"I found them in the waste-paper basket by the old man's desk," the man explained, "and there was some ashes there--ashes of paper--as if he had burned up something. Maybe it was what he cut out of those papers. I could not tell."

"We've got to get copies of those papers at once and see what it was.

Come on, I'm going to take them to the Chief. We can get the papers on the way down."

Calling the other operative from the roof, before he even had had time to attract the attention of Lena Kraus by his activities, they hastened back to the office, where Fleck and Carter together scanned the two papers from which the clippings had been taken.

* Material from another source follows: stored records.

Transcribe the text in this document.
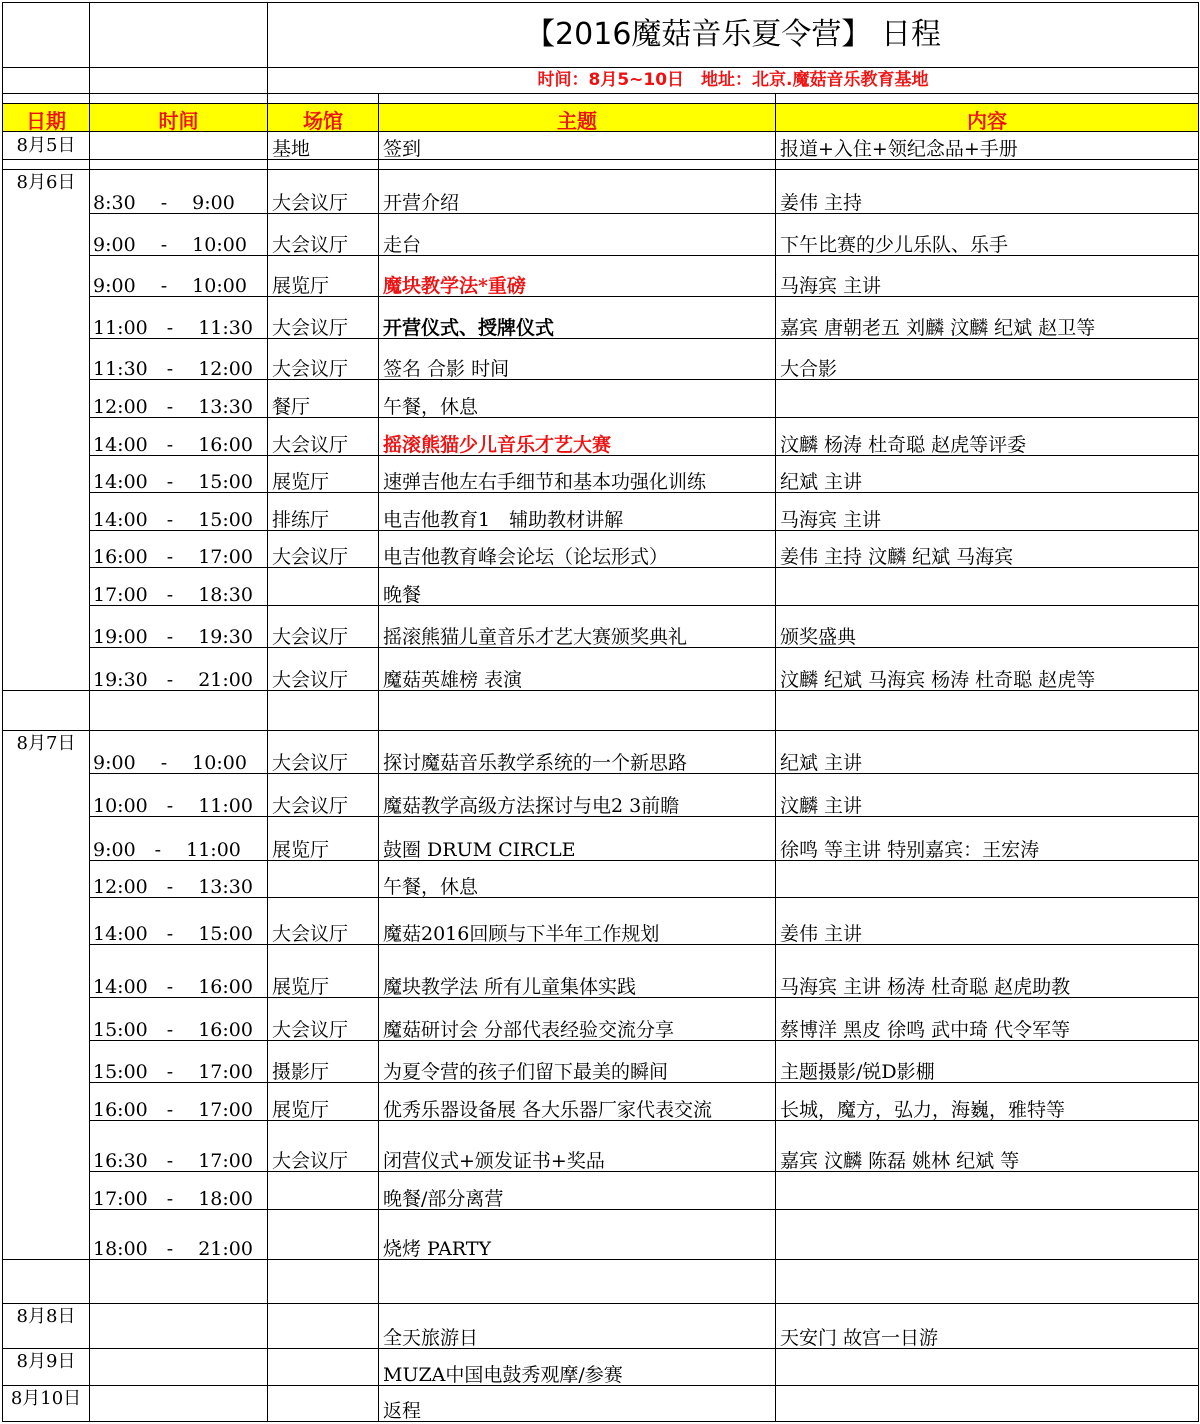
		【2016魔菇音乐夏令营】 日程		
		时间：8月5~10日　地址：北京.魔菇音乐教育基地		

日期	时间	场馆	主题	内容
8月5日		基地	签到	报道+入住+领纪念品+手册

8月6日	8:30　 -　 9:00	大会议厅	开营介绍	姜伟 主持
	9:00　 -　 10:00	大会议厅	走台	下午比赛的少儿乐队、乐手
	9:00　 -　 10:00	展览厅	魔块教学法*重磅	马海宾 主讲
	11:00　-　 11:30	大会议厅	开营仪式、授牌仪式	嘉宾 唐朝老五 刘麟 汶麟 纪斌 赵卫等
	11:30　-　 12:00	大会议厅	签名 合影 时间	大合影
	12:00　-　 13:30	餐厅	午餐，休息	
	14:00　-　 16:00	大会议厅	摇滚熊猫少儿音乐才艺大赛	汶麟 杨涛 杜奇聪 赵虎等评委
	14:00　-　 15:00	展览厅	速弹吉他左右手细节和基本功强化训练	纪斌 主讲
	14:00　-　 15:00	排练厅	电吉他教育1　辅助教材讲解	马海宾 主讲
	16:00　-　 17:00	大会议厅	电吉他教育峰会论坛（论坛形式）	姜伟 主持 汶麟 纪斌 马海宾
	17:00　-　 18:30		晚餐	
	19:00　-　 19:30	大会议厅	摇滚熊猫儿童音乐才艺大赛颁奖典礼	颁奖盛典
	19:30　-　 21:00	大会议厅	魔菇英雄榜 表演	汶麟 纪斌 马海宾 杨涛 杜奇聪 赵虎等

8月7日	9:00　 -　 10:00	大会议厅	探讨魔菇音乐教学系统的一个新思路	纪斌 主讲
	10:00　-　 11:00	大会议厅	魔菇教学高级方法探讨与电2 3前瞻	汶麟 主讲
	9:00　-　 11:00	展览厅	鼓圈 DRUM CIRCLE	徐鸣 等主讲 特别嘉宾：王宏涛
	12:00　-　 13:30		午餐，休息	
	14:00　-　 15:00	大会议厅	魔菇2016回顾与下半年工作规划	姜伟 主讲
	14:00　-　 16:00	展览厅	魔块教学法 所有儿童集体实践	马海宾 主讲 杨涛 杜奇聪 赵虎助教
	15:00　-　 16:00	大会议厅	魔菇研讨会 分部代表经验交流分享	蔡博洋 黑皮 徐鸣 武中琦 代令军等
	15:00　-　 17:00	摄影厅	为夏令营的孩子们留下最美的瞬间	主题摄影/锐D影棚
	16:00　-　 17:00	展览厅	优秀乐器设备展 各大乐器厂家代表交流	长城，魔方，弘力，海巍，雅特等
	16:30　-　 17:00	大会议厅	闭营仪式+颁发证书+奖品	嘉宾 汶麟 陈磊 姚林 纪斌 等
	17:00　-　 18:00		晚餐/部分离营	
	18:00　-　 21:00		烧烤 PARTY	

8月8日			全天旅游日	天安门 故宫一日游
8月9日			MUZA中国电鼓秀观摩/参赛	
8月10日			返程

"Why," said Carter disappointedly, "it is just a couple of advertisements he cut out--advertisements for a tooth paste. There's nothing in that."

"Don't be too sure," warned Fleck. "If a man cuts out one tooth-paste advertisement, the natural presumption would be that he wished to remind himself to buy some. When he cuts out two, he must have some special interest in that particular tooth paste. We'll have to find out what his interest is."

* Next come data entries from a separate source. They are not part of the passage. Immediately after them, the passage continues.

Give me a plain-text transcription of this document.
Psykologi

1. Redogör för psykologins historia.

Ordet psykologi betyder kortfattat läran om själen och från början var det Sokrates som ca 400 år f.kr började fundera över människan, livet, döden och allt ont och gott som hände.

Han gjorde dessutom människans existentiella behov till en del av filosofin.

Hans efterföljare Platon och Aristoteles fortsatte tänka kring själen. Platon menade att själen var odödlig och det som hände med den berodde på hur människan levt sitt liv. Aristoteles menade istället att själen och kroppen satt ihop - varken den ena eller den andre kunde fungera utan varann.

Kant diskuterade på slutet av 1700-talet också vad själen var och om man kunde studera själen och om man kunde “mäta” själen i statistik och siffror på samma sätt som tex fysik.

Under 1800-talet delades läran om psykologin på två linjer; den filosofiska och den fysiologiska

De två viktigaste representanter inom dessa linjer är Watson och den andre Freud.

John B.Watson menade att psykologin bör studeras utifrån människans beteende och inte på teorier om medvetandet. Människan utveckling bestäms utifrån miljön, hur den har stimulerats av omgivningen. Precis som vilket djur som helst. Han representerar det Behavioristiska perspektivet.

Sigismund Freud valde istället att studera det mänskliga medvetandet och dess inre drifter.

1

"Maybe he owns it," suggested Carter.

"Perhaps," said Fleck, as he began studying the advertisements, "but it would not surprise me if these advertisements contained some sort of code messages."

"Messages in advertisements," exclaimed Carter incredulously.

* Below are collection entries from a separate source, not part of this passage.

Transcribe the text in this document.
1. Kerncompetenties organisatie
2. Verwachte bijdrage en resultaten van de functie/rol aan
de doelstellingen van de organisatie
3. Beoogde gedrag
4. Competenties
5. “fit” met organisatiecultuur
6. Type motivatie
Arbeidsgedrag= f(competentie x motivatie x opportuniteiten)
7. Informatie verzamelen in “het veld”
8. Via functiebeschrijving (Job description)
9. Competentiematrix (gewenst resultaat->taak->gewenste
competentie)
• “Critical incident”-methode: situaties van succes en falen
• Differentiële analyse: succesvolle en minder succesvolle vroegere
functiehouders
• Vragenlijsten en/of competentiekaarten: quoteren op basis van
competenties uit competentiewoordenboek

"Why not? The Germans have hundreds of spies at work here in this city and all over the country. What would be an easier method of communicating orders to them than by code messages concealed in advertising. They have done it before. When the German armies got into France they found their way placarded in advance with much useful information in harmless looking posters advertising a certain brand of chocolate. I'd be willing to bet that every one of these advertisements carries a code message. I've noticed that these advertisements, all peculiarly worded, have been running for some time. I never thought of hooking them up with German propaganda, but, see, it is a German firm that inserts them."


Carefully he cut out the two advertisements and laid them side by side on his desk. Turning to Carter he said: "Go at once to see Mr. Sprague, the publisher of this paper. Get him to give you a copy of each paper that has contained an advertisement of this sort in the last six months. Find out what agency places the advertising. Tell him I want to know. He'll understand. We have worked together before."

Alone in his office, Fleck bent with wrinkled brow over the first of the two advertisements, which read: REMEMBER Please, that our new paste, DENTO, will stop decay of your teeth. Sound teeth are passports to good health and comfort. Now, no business man can risk ill health. It is closely allied with failure. The teeth if not watched are quickly gone.